俺はそのままスプーンを取って、差し出した。
「俺にだけは、ちゃんと甘えて」
「……だから、調子乗んなって」
「乗ってない。俺、こういう時のためにいる」
それは本音だった。信じてもらえなくても、からかわれても――呼ばれたら来るし、支える。
それくらいは、俺の勝手な役目だと思ってる。
「……だったら、黙って食わせろ」
「了解」
一口、二口と飲むたびに、少しずつ顔色が和らいでいく。
「えらい」って思わず出た言葉に、眉を寄せられたけど、それも悪くない。
「……蓮」
「ん?」
「お前って、優しいよな」
「好きな人にはね」
視線が合った瞬間、自然に出ていた。

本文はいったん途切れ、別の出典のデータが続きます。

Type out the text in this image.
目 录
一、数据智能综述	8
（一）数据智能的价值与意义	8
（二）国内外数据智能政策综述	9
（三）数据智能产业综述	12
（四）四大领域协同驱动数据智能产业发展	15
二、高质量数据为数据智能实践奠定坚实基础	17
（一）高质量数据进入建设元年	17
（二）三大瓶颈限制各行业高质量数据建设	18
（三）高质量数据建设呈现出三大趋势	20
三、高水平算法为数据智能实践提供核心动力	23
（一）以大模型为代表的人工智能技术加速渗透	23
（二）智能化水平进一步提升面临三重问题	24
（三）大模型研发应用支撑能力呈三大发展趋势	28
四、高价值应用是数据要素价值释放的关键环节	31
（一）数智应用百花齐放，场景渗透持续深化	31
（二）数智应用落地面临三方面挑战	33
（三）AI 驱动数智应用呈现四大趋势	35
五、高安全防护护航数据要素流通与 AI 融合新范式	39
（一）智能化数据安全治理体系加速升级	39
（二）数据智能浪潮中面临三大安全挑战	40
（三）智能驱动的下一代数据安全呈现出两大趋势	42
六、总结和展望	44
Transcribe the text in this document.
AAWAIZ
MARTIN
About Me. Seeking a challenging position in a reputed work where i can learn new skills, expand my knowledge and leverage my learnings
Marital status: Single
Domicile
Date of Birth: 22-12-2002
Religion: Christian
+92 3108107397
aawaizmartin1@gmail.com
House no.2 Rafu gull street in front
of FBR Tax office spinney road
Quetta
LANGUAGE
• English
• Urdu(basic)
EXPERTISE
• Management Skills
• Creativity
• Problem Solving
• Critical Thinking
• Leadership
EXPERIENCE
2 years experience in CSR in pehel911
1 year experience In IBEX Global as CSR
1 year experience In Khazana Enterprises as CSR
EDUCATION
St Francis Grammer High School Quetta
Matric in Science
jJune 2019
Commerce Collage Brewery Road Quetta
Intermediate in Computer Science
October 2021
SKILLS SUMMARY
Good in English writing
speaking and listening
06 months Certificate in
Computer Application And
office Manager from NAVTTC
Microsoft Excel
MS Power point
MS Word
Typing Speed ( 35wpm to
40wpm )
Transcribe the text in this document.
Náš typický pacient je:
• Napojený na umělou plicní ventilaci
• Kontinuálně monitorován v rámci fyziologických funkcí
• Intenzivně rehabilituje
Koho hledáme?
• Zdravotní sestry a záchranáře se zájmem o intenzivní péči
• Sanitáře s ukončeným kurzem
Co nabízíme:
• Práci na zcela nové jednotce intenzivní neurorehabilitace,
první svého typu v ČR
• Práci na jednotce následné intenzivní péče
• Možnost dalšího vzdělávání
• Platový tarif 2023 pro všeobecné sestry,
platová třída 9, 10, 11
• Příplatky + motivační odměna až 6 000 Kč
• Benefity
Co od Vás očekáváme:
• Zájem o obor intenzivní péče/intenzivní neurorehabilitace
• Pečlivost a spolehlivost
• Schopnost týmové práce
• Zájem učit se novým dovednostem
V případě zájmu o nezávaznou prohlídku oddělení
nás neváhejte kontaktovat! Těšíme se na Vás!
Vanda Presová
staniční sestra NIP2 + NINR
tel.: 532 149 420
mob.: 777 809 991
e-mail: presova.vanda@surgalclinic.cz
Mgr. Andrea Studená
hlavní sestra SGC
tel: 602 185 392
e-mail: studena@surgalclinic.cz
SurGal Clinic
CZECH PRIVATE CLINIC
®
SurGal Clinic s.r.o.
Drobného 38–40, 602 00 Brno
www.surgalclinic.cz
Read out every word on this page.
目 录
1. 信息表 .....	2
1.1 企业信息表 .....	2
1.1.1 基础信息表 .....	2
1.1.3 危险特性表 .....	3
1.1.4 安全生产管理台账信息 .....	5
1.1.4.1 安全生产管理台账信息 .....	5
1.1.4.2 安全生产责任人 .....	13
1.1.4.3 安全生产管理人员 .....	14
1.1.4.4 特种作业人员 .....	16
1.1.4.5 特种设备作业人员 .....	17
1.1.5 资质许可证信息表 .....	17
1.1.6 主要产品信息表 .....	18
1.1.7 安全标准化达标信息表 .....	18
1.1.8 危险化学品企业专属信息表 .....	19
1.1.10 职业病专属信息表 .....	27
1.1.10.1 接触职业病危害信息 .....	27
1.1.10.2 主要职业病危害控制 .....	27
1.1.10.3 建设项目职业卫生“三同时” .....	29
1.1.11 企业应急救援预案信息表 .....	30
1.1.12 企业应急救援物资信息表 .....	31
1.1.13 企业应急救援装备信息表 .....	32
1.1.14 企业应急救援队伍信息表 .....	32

嘘をつく理由なんて、どこにもない。
俺はただ、この人を逃したくないだけだから。
「今日はもう、何もしないで寝て。メイは俺が見とく」
「……ありがとな、蓮」
「どういたしまして。……ほら、横になって」
澄人くんは少し落ち着いた顔で目を閉じる。
その横で俺は椅子に腰を下ろした。
――しばらくは、この静かな夜を、二人と一匹で過ごすつもりだった。